Jeff - A workbench can be just about anything you want it to be, and are often highly customized....one of the benefits of building it yourself!

I like mine the same height as my table saw... it doubles as an outfeed table. Mine is 25" deep x 60" wide but there are times I wish it were bigger. It's solid hard maple but could be beech, oak, ash, fir, hemock or other. It really depends on what you want and what you'll be doing with it. 

Do you envision yourself ever doing much handwork (planes, etc.)? You'll want to make accommodations for that if so.

free work bench plans


----------



## hammerhead (Jan 10, 2007)

Mobil (casters) under equipment is great for creating an adaptable work space. But if the casters do not lock solid it tends to allow the bench to wiggle a little which can make work a little more difficult.

I like to work on a heavy and stiff bench with lots of mass. More of my energy goes into sanding, sawing, planing, etc the wood and not into deflecting and shaking the bench.


----------



## phinds (Mar 25, 2009)

Jeff,

Unless you were to use really cheap/thin plywood, you are not likely to have any problem with whatever you build holding anything that you can comfortably lift yourself. Most wood is really pretty strong, and that's especially true of plywood. You should worry less about finding existing plans and more about exactly what YOU want it to do and then design it yourself. A good workbench/toolchest is a very personal thing and should be both something you can point to with pride but also use with great utility.

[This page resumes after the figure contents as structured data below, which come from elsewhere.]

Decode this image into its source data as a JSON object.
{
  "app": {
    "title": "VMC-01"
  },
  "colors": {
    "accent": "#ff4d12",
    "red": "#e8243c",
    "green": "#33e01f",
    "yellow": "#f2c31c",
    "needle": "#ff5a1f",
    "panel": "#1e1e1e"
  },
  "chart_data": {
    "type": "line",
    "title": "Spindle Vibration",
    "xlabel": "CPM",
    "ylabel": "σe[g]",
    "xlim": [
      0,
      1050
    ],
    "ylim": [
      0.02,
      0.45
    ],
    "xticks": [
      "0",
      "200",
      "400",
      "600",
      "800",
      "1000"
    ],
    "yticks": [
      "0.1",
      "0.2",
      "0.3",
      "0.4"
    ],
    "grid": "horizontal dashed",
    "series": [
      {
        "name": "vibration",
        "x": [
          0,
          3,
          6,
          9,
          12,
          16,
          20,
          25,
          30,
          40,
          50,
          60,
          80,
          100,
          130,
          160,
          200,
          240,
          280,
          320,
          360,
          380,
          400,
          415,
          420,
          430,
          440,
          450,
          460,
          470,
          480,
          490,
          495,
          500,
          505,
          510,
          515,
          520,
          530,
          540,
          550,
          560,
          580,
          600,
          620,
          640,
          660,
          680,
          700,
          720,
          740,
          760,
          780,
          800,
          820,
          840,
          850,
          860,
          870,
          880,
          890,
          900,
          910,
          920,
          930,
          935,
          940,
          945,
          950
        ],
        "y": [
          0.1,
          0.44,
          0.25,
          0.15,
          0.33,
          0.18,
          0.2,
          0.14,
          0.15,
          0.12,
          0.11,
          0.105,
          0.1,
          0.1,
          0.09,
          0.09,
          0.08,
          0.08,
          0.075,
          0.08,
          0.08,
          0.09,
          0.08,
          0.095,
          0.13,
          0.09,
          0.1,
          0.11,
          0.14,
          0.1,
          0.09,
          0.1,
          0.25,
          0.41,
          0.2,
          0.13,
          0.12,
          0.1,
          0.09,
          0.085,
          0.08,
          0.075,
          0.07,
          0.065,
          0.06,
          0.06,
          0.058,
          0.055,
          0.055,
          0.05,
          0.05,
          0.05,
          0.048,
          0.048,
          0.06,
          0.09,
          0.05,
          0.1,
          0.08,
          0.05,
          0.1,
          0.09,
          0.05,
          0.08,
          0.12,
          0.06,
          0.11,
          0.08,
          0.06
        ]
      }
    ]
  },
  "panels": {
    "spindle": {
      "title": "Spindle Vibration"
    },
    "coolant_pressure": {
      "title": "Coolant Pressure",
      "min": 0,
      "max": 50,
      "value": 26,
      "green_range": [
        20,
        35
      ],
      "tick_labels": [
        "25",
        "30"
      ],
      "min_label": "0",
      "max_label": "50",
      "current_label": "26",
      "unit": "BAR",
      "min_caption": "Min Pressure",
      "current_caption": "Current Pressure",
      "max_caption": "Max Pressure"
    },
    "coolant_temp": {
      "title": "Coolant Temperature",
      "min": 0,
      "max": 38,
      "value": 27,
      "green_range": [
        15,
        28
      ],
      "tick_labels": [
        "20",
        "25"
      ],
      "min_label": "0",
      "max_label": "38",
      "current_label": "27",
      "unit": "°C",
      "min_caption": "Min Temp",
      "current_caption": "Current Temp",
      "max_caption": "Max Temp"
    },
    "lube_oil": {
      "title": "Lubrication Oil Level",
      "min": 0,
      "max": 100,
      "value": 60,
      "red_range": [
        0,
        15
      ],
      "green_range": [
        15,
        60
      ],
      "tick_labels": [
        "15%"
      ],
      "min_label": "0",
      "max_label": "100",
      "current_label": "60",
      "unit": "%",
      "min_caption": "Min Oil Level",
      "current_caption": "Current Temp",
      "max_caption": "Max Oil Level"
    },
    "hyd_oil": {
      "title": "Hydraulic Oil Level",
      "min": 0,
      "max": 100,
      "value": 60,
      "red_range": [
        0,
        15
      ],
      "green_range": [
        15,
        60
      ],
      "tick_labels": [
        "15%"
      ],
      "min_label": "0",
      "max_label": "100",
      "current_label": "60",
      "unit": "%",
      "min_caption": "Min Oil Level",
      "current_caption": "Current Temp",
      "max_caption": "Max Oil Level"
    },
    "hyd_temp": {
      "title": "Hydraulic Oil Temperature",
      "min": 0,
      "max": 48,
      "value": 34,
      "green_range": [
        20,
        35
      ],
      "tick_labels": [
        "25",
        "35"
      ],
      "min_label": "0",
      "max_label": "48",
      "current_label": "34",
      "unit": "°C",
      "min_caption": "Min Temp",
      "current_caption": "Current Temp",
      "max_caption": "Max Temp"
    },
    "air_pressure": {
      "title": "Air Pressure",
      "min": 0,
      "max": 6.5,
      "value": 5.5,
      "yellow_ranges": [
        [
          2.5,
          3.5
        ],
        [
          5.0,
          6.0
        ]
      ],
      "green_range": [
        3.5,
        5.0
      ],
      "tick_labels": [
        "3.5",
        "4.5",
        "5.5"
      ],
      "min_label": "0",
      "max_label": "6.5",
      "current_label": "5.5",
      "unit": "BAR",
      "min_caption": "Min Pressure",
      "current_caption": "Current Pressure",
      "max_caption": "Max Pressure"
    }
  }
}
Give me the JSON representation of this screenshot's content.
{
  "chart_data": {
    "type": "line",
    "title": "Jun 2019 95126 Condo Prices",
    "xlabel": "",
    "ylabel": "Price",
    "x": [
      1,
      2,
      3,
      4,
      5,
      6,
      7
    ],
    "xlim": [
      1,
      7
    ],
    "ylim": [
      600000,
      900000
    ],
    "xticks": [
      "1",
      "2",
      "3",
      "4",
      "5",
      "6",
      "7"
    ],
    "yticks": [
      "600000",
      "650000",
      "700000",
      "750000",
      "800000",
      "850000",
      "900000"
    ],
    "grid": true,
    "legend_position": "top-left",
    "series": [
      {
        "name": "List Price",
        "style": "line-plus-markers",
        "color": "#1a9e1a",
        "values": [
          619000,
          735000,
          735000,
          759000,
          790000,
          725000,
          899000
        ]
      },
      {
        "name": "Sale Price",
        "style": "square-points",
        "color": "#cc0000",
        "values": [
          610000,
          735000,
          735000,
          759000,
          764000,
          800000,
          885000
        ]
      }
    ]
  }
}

One piece of advice I'd give you is that if you do go with a rolling version, do NOT go cheap on the casters ... if anything, get something stronger than you think you might need.

Paul


----------



## woodnthings (Jan 24, 2009)

*Good adbice with the HD casters*

Stay away from locking ones, however and consider something like this:http://www.woodworkingtalk.com/atta...other-table-saw-mobile-bases-v-2-100_1164.jpg to lock the bench in place These are homemade, but can be easily made either by threading as shown or welding a nut around an oversize hole and using threaded rod cut to length. A "T" handle is a good way to go rather than a wrench, to raise and lower the feet if it's constantly being moved.:thumbsup: bill


----------



## Gerry KIERNAN (Apr 20, 2007)

If I was looking for both mobility to move a bench around, and stability once it is in place I would be inclined to put locking casters under it. These would allow you to move your bench around when needed, and give you a fair degree of stability where you were working. If you found that the bench was moving around some, even when the casters were locked, you could add the locking legs as woodnthings was talking about. I think that between the two you should be rock solid when locked down. Woodworkers Journal has a nice little work bench plan that you can download free. There are many plans available on the internet for workbenches, some of which you can download free.
http://home.comcast.net/~kvaughn65/workbench.html This is a nice combination workbench and storage chests. This may give you an idea where to start.

Gerry


----------